Some would call that openness "mental flexibility," and in the often isolating world of markets, physical flexibility can help promote mental flexibility. The new “Drawings Made Easy and Accessible” update on the thinkorswim® platform from TD Ameritrade can guide you toward both these types of flexibility.

But before we go into the applications for this new update, let’s take a moment to briefly cover the mechanics.

The new drawing tool set allows you to create custom drawing sets—your personalized chart drawings—tied to specific charts and symbols, and store them all on the cloud. So each chart has its own drawing set, and each drawing set is uniquely tied to a symbol. This allows you to create any number of drawing sets for stock ABC, but keeps them separate from sets for XYZ, or any other symbols.

Drawing Sets in Action

One of the most powerful things about this new feature is the way you can use it for a “top-down” approach toward chart analysis. Let’s look at an example of how this can work by creating and saving three new drawing sets, which we’ll call “long-term trend,” “support levels,” and “intraday look.”

Long-term trend: Figure 1 pulls back wide on the chart to show more data—in this case, one year’s worth—and with primary trendlines drawn in. This can give you a clear and easy-to-read macro view. These lines indicate a possible uptrend in both the long-term and intermediate terms.

Trend lines


One-year chart of an example stock, with long- and intermediate-term trendlines. Image source: the TD Ameritrade thinkorswim® platform. For illustrative purposes only. Past performance does not guarantee future results.

Support levels: Once potential trends are identified, we can define and annotate support and resistance levels by going back to the default drawing set (which has no drawings) and drawing lines to indicate what we think are the important levels. We then save this set as “Support Levels.” By creating a new set, with unique drawings, the previous set’s trendlines remain intact.

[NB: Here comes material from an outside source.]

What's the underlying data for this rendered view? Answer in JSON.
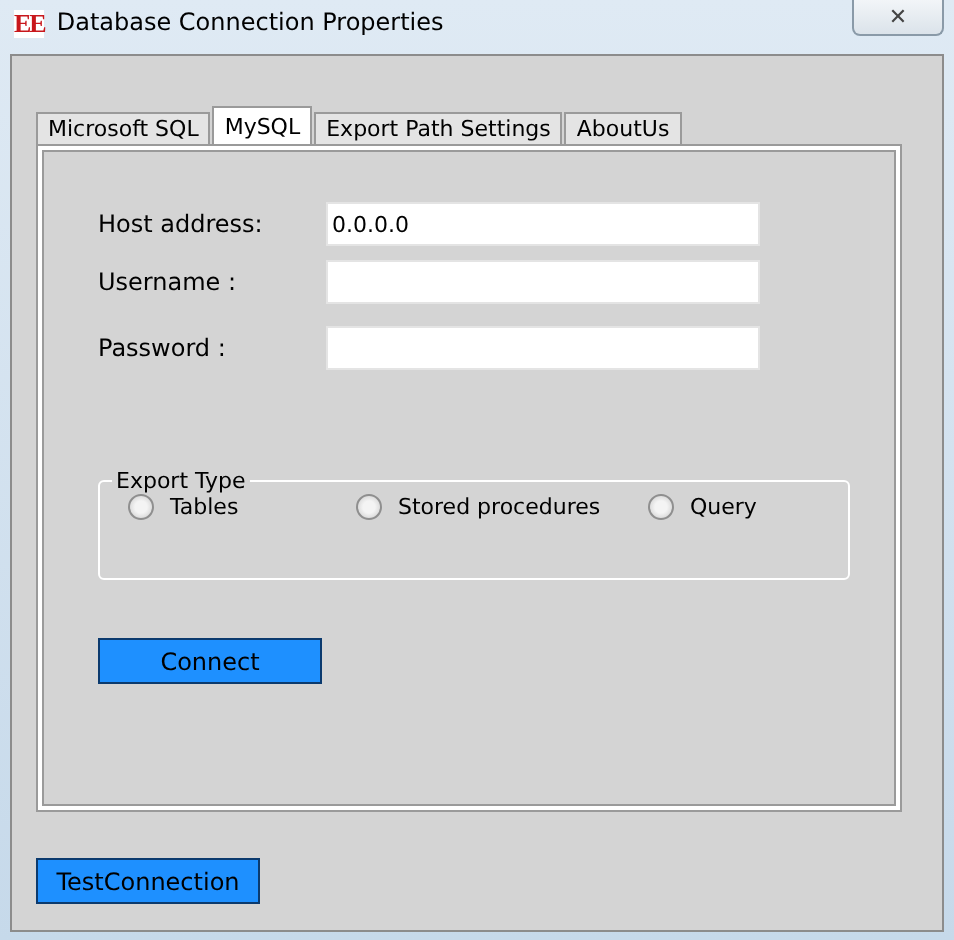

Add Support and Resistance Lines


Annotate and save as a unique set. Image source: the TD Ameritrade thinkorswim® platform. For illustrative purposes only. Past performance does not guarantee future results.

Now, here’s where things get really cool.

Intraday look: Having reviewed the macro picture, we can drill down to the short-term, intraday view using a 5-minute chart like the one shown in figure 3. We can get super detailed with with the drawing and annotations to help identify potential entry and exit points. It’s on this view where text notes can really help. Once this view is set up, we can save it in a new drawing set called “Intraday Look.”

Intraday Look with Annotations


Adding text notes can help traders keep focused on potential entry and exit points. Image source: the TD Ameritrade thinkorswim® platform. For illustrative purposes only. Past performance does not guarantee future results.

The Power of Flexibility

As you can see, being able to create independent drawing sets tied to specific symbols can potentially improve the flow and quality of analysis. Toggling through saved drawing sets can enable you to quickly and efficiently monitor individual stocks, ETFs, and indexes to promote a more holistic approach to chart analysis.

Because the drawings in one set don’t overlap with others, your chart view will remain clean and easy to read, showing you only the relevant annotations for the particular time frame or vantage point of your choosing.

One added feature is cloud storage of your drawing sets, meaning you can access your saved drawings from any computer. So you can move about, unchained from your desk, knowing that, wherever you log in to thinkorswim, your drawings are there.